Betty also has it in for kids, who are the victims of some 17%, 35, of her imagined horror shows. His family members are put at risk 19 times (9%), and hers 16 times (8%), with considerable overlap with the children category. Animals are made to suffer in 14 incidents, including an especially tricky spate during the Carter administration – in 15 books from 1977’s The Hasty Marriage to 1980’s Caroline’s Waterloo, we have six incidents of animal abuse, including a dog hit by a car, a cat tortured by youths, a kitten stuck in a tree, a dog lost in a storm and found in a canal, a rabbit caught in a snare, and a pregnant donkey abused by tinkers.

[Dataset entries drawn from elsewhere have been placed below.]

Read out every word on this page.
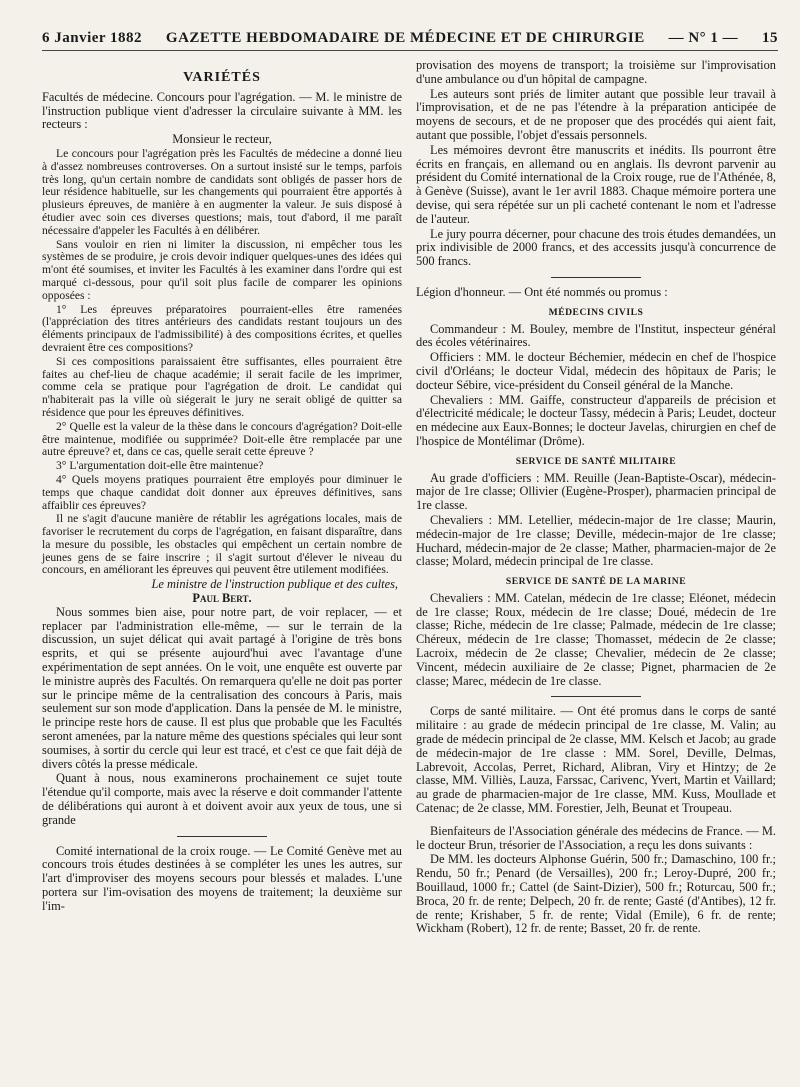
6 Janvier 1882 GAZETTE HEBDOMADAIRE DE MÉDECINE ET DE CHIRURGIE — N° 1 — 15
VARIÉTÉS

Facultés de médecine. Concours pour l'agrégation. — M. le ministre de l'instruction publique vient d'adresser la circulaire suivante à MM. les recteurs :

Monsieur le recteur,

Le concours pour l'agrégation près les Facultés de médecine a donné lieu à d'assez nombreuses controverses. On a surtout insisté sur le temps, parfois très long, qu'un certain nombre de candidats sont obligés de passer hors de leur résidence habituelle, sur les changements qui pourraient être apportés à plusieurs épreuves, de manière à en augmenter la valeur. Je suis disposé à étudier avec soin ces diverses questions; mais, tout d'abord, il me paraît nécessaire d'appeler les Facultés à en délibérer.

Sans vouloir en rien ni limiter la discussion, ni empêcher tous les systèmes de se produire, je crois devoir indiquer quelques-unes des idées qui m'ont été soumises, et inviter les Facultés à les examiner dans l'ordre qui est marqué ci-dessous, pour qu'il soit plus facile de comparer les opinions opposées :

1° Les épreuves préparatoires pourraient-elles être ramenées (l'appréciation des titres antérieurs des candidats restant toujours un des éléments principaux de l'admissibilité) à des compositions écrites, et quelles devraient être ces compositions?

Si ces compositions paraissaient être suffisantes, elles pourraient être faites au chef-lieu de chaque académie; il serait facile de les imprimer, comme cela se pratique pour l'agrégation de droit. Le candidat qui n'habiterait pas la ville où siégerait le jury ne serait obligé de quitter sa résidence que pour les épreuves définitives.

2° Quelle est la valeur de la thèse dans le concours d'agrégation? Doit-elle être maintenue, modifiée ou supprimée? Doit-elle être remplacée par une autre épreuve? et, dans ce cas, quelle serait cette épreuve ?

3° L'argumentation doit-elle être maintenue?

4° Quels moyens pratiques pourraient être employés pour diminuer le temps que chaque candidat doit donner aux épreuves définitives, sans affaiblir ces épreuves?

Il ne s'agit d'aucune manière de rétablir les agrégations locales, mais de favoriser le recrutement du corps de l'agrégation, en faisant disparaître, dans la mesure du possible, les obstacles qui empêchent un certain nombre de jeunes gens de se faire inscrire ; il s'agit surtout d'élever le niveau du concours, en améliorant les épreuves qui peuvent être utilement modifiées.

Le ministre de l'instruction publique et des cultes,
Paul Bert.

Nous sommes bien aise, pour notre part, de voir replacer, — et replacer par l'administration elle-même, — sur le terrain de la discussion, un sujet délicat qui avait partagé à l'origine de très bons esprits, et qui se présente aujourd'hui avec l'avantage d'une expérimentation de sept années. On le voit, une enquête est ouverte par le ministre auprès des Facultés. On remarquera qu'elle ne doit pas porter sur le principe même de la centralisation des concours à Paris, mais seulement sur son mode d'application. Dans la pensée de M. le ministre, le principe reste hors de cause. Il est plus que probable que les Facultés seront amenées, par la nature même des questions spéciales qui leur sont soumises, à sortir du cercle qui leur est tracé, et c'est ce que fait déjà de divers côtés la presse médicale.

Quant à nous, nous examinerons prochainement ce sujet toute l'étendue qu'il comporte, mais avec la réserve e doit commander l'attente de délibérations qui auront à et doivent avoir aux yeux de tous, une si grande

Comité international de la croix rouge. — Le Comité Genève met au concours trois études destinées à se compléter les unes les autres, sur l'art d'improviser des moyens secours pour blessés et malades. L'une portera sur l'im-ovisation des moyens de traitement; la deuxième sur l'im-

provisation des moyens de transport; la troisième sur l'improvisation d'une ambulance ou d'un hôpital de campagne.

Les auteurs sont priés de limiter autant que possible leur travail à l'improvisation, et de ne pas l'étendre à la préparation anticipée de moyens de secours, et de ne proposer que des procédés qui aient fait, autant que possible, l'objet d'essais personnels.

Les mémoires devront être manuscrits et inédits. Ils pourront être écrits en français, en allemand ou en anglais. Ils devront parvenir au président du Comité international de la Croix rouge, rue de l'Athénée, 8, à Genève (Suisse), avant le 1er avril 1883. Chaque mémoire portera une devise, qui sera répétée sur un pli cacheté contenant le nom et l'adresse de l'auteur.

Le jury pourra décerner, pour chacune des trois études demandées, un prix indivisible de 2000 francs, et des accessits jusqu'à concurrence de 500 francs.

Légion d'honneur. — Ont été nommés ou promus :

MÉDECINS CIVILS

Commandeur : M. Bouley, membre de l'Institut, inspecteur général des écoles vétérinaires.

Officiers : MM. le docteur Béchemier, médecin en chef de l'hospice civil d'Orléans; le docteur Vidal, médecin des hôpitaux de Paris; le docteur Sébire, vice-président du Conseil général de la Manche.

Chevaliers : MM. Gaiffe, constructeur d'appareils de précision et d'électricité médicale; le docteur Tassy, médecin à Paris; Leudet, docteur en médecine aux Eaux-Bonnes; le docteur Javelas, chirurgien en chef de l'hospice de Montélimar (Drôme).

SERVICE DE SANTÉ MILITAIRE

Au grade d'officiers : MM. Reuille (Jean-Baptiste-Oscar), médecin-major de 1re classe; Ollivier (Eugène-Prosper), pharmacien principal de 1re classe.

Chevaliers : MM. Letellier, médecin-major de 1re classe; Maurin, médecin-major de 1re classe; Deville, médecin-major de 1re classe; Huchard, médecin-major de 2e classe; Mather, pharmacien-major de 2e classe; Molard, médecin principal de 1re classe.

SERVICE DE SANTÉ DE LA MARINE

Chevaliers : MM. Catelan, médecin de 1re classe; Eléonet, médecin de 1re classe; Roux, médecin de 1re classe; Doué, médecin de 1re classe; Riche, médecin de 1re classe; Palmade, médecin de 1re classe; Chéreux, médecin de 1re classe; Thomasset, médecin de 2e classe; Lacroix, médecin de 2e classe; Chevalier, médecin de 2e classe; Vincent, médecin auxiliaire de 2e classe; Pignet, pharmacien de 2e classe; Marec, médecin de 1re classe.

Corps de santé militaire. — Ont été promus dans le corps de santé militaire : au grade de médecin principal de 1re classe, M. Valin; au grade de médecin principal de 2e classe, MM. Kelsch et Jacob; au grade de médecin-major de 1re classe : MM. Sorel, Deville, Delmas, Labrevoit, Accolas, Perret, Richard, Alibran, Viry et Hintzy; de 2e classe, MM. Villiès, Lauza, Farssac, Carivenc, Yvert, Martin et Vaillard; au grade de pharmacien-major de 1re classe, MM. Kuss, Moullade et Catenac; de 2e classe, MM. Forestier, Jelh, Beunat et Troupeau.

Bienfaiteurs de l'Association générale des médecins de France. — M. le docteur Brun, trésorier de l'Association, a reçu les dons suivants :

De MM. les docteurs Alphonse Guérin, 500 fr.; Damaschino, 100 fr.; Rendu, 50 fr.; Penard (de Versailles), 200 fr.; Leroy-Dupré, 200 fr.; Bouillaud, 1000 fr.; Cattel (de Saint-Dizier), 500 fr.; Roturcau, 500 fr.; Broca, 20 fr. de rente; Delpech, 20 fr. de rente; Gasté (d'Antibes), 12 fr. de rente; Krishaber, 5 fr. de rente; Vidal (Emile), 6 fr. de rente; Wickham (Robert), 12 fr. de rente; Basset, 20 fr. de rente.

By contrast, the elderly are roughed up only 11 times (5%), and faithful retainers only five (2%). This says something about career choice, I believe. Or lifestyle choice. Or something.
The big wrap-up: I count 119 emergencies where dramatic rescue by hero or heroine is warranted. This does not include little brothers with rheumatic fever – they need patient nursing and holidays abroad, not drama – or fires in Northern estates in which the firefighters are on their own to haul those needlewomen out of the attic, and Gerard only arrives in time to take Julia south in his Rolls. However, in those cases where she, he or they must effect a rescue: she starts 49 of the rescues, for 45% of the time. He joins in on 40 of them, since she’s gotten wrapped up in weeds, or her arms aren’t powerful enough to lift the old lady from the well, or her fear of heights overcomes her, etc. He gets full credit for the rescue in 39% of cases, or 43 incidents, since she’s the victim, for silly’s sake. They work together, more or less equally, over 27 situations – that’s 25%, and really the best way to show high likelihood of their H actually being EA. Think of George and Phoebe laboring together over those laburnum-seed afflicted youngsters, or Tishy and Jason making sure the bull doesn’t get to Georgina and the baby. Teamwork! The essence of marriage!
Beautiful but deadly: a laburnum tree in flower
Looking at the full list, I'm inclined to shake my head a bit at Betty's penchant for shoving young women, nephews, stepdaughters, grannies and absent-minded dads into the path of onrushing disasters. One must admit that it works, though. Love is, after all, a matter of hormones, and nothing gets the hormones flowing like a farmhouse on fire.
PS: I am sure we all have some truly dreadful stories we could tell of crashes, medical disasters and the like. I don't mean to downplay the horror of of those in any way. My lighthearted tone is not intended to offend, and if the subject or style of this essay causes you any distress, I do most sincerely apologize.